WHAT YOU SHOULDN’T MISS:
* Former Alaska governor Sarah Palin has waded into a competitive Senate primary in Nebraska, backing state Sen. Deb Fischer against Attorney General Jon Bruning and state Treasurer Don Stenberg. Fischer’s campaign released a note from Palin and her husband Todd, who said they were “glad to see your grassroots efforts paying off!” Fischer just released a poll showing her in striking distance with Bruning.
* Businessman Eric Hovde has put out an internal poll showing him in a dead heat in the GOP Senate primary with former governor Tommy Thompson. Thompson takes 30 percent, Hovde is at 27 percent, and former Rep. Mark Neumann is close behind at 23 percent. Hovde has spent over $1.5 million on ads so far.

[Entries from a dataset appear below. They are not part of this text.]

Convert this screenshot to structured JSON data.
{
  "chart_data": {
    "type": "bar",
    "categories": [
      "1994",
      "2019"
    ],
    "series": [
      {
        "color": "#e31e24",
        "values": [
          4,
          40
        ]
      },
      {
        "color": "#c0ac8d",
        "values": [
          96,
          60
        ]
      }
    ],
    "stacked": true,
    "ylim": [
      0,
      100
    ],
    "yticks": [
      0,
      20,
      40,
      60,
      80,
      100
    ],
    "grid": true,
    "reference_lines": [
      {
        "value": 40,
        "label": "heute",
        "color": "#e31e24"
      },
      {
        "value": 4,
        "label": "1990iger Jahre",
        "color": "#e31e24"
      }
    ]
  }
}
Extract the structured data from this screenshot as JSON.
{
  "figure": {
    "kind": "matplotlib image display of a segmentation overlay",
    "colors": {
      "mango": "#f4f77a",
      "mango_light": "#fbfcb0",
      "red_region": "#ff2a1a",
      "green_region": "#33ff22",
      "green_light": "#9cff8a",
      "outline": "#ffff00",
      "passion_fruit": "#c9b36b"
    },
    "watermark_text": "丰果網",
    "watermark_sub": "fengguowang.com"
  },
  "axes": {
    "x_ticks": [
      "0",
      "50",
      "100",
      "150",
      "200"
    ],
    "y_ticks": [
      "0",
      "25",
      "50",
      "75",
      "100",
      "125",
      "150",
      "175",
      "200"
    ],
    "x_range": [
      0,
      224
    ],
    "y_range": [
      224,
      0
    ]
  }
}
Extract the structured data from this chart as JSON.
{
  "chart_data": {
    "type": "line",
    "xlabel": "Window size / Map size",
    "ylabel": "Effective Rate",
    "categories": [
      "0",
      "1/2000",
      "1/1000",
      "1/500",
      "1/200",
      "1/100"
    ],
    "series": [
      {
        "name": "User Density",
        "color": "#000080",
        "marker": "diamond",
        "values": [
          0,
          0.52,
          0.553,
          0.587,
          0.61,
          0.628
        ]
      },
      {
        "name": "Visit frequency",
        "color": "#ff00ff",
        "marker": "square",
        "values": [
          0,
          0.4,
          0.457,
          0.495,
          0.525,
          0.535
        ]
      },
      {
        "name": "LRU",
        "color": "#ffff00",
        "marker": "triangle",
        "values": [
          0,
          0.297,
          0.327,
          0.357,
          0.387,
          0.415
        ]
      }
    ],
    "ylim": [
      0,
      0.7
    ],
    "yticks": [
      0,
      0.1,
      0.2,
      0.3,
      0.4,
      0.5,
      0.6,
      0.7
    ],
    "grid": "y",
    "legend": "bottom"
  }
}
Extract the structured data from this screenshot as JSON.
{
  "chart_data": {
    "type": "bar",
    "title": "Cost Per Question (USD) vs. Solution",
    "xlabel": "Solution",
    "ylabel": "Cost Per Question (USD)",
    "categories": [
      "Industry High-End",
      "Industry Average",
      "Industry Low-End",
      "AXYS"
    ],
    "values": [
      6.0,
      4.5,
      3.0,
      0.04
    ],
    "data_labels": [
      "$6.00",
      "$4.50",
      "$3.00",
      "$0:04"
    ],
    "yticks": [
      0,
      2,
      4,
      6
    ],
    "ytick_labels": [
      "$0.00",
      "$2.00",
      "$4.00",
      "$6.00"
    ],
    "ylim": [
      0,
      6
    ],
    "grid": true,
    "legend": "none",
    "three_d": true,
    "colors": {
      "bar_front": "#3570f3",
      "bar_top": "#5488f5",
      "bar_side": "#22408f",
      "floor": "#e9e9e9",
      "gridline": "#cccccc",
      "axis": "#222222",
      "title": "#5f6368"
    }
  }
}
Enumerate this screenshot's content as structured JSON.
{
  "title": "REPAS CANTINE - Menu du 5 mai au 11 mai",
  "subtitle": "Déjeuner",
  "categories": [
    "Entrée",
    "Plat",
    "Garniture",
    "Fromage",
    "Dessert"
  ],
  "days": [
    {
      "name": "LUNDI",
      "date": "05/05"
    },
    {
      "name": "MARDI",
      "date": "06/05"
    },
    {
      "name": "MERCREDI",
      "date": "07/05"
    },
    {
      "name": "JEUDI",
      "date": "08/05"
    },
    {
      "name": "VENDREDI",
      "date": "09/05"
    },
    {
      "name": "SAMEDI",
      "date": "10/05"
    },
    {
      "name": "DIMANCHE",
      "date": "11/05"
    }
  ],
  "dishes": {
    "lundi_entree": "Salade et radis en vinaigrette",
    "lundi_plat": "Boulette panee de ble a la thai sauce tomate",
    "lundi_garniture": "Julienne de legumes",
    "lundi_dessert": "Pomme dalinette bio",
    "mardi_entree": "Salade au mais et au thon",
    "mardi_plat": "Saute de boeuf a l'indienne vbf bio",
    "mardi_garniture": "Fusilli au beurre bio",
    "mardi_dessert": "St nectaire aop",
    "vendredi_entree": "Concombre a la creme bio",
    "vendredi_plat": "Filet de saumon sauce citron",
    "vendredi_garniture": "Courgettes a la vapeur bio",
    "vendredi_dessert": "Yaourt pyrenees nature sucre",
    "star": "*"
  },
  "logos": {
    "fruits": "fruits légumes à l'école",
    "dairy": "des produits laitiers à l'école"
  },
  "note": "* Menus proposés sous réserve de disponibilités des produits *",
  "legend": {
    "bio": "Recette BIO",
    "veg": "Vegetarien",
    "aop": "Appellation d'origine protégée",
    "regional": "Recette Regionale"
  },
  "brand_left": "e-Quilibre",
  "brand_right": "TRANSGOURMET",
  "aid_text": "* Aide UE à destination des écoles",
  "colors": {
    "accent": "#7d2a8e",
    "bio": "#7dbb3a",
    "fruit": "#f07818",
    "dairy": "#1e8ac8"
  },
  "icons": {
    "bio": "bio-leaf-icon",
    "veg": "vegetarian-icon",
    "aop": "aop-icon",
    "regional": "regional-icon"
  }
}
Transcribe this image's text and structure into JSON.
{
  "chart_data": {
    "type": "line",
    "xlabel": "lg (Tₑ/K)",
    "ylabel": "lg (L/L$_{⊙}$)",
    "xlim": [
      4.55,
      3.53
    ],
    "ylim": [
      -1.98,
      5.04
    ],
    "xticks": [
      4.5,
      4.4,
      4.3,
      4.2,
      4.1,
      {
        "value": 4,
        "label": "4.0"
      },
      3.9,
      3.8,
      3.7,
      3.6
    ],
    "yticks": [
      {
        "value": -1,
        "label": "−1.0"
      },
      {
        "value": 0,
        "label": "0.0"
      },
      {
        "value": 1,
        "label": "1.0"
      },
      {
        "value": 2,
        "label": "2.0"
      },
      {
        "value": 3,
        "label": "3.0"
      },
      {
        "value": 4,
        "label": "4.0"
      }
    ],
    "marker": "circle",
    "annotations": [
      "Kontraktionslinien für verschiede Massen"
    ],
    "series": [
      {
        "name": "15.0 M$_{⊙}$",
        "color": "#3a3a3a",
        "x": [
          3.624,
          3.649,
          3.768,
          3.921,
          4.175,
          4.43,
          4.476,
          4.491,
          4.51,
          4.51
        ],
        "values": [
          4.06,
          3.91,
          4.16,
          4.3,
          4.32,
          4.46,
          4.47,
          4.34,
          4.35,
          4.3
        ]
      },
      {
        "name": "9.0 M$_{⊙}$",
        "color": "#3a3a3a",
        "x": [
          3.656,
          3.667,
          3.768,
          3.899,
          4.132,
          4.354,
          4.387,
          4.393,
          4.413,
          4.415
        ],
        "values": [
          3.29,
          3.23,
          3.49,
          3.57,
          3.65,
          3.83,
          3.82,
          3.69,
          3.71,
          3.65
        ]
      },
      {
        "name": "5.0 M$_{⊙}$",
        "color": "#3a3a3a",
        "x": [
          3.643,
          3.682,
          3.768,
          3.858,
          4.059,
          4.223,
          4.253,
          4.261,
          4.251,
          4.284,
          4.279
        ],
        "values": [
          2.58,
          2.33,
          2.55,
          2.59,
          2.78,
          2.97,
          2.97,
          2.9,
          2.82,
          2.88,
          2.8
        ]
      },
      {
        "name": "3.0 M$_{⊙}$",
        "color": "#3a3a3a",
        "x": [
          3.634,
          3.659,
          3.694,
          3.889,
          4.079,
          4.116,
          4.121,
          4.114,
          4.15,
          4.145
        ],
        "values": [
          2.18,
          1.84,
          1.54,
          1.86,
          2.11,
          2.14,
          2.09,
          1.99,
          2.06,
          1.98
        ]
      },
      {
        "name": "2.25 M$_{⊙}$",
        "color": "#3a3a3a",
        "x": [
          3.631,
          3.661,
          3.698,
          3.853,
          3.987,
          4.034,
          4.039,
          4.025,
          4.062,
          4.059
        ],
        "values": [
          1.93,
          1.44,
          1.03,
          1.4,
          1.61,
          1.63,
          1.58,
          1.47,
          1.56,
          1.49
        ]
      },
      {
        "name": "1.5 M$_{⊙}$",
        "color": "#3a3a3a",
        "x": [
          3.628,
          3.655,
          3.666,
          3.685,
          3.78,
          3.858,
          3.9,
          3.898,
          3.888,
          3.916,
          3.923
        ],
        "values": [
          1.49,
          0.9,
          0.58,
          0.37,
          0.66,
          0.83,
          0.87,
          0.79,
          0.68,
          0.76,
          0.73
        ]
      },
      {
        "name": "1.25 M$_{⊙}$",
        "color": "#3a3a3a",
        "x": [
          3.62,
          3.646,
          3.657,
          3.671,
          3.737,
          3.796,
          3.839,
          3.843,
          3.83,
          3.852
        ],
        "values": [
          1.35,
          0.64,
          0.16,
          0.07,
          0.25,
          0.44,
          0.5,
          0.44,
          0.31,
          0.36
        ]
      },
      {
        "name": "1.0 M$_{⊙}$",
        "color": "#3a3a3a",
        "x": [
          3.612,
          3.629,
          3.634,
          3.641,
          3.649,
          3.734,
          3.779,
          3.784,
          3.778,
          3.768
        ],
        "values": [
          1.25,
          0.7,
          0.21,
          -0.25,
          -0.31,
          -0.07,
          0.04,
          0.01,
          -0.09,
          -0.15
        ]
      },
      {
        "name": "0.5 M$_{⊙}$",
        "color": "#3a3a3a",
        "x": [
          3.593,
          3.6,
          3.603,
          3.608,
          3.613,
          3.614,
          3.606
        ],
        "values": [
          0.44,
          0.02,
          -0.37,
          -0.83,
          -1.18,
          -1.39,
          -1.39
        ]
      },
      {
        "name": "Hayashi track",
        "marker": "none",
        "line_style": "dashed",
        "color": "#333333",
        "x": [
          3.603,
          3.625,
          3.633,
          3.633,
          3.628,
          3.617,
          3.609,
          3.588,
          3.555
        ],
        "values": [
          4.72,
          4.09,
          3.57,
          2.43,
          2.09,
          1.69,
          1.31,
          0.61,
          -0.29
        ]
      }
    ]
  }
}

* On the heels of his victory over Sen. Dick Lugar in Indiana’s Republican Senate primary, Richard Mourdock is launching a moneybomb to compete with Rep. Joe Donnelly (D). “We left everything on the table, and it took every dollar we had to win yesterday’s primary,” he writes. Donnelly has $801,000 in the bank.
* Rep. Denny Rehberg (R) is out with his first campaign ad in the Montana Senate race. The spot is half an attack on Sen. Jon Tester (D) for voting for tax increases, pay raises and generally with President Obama, half a positive spot in which Rehberg touts his opposition to bailouts and pay raises, “because it’s your money, not theirs.”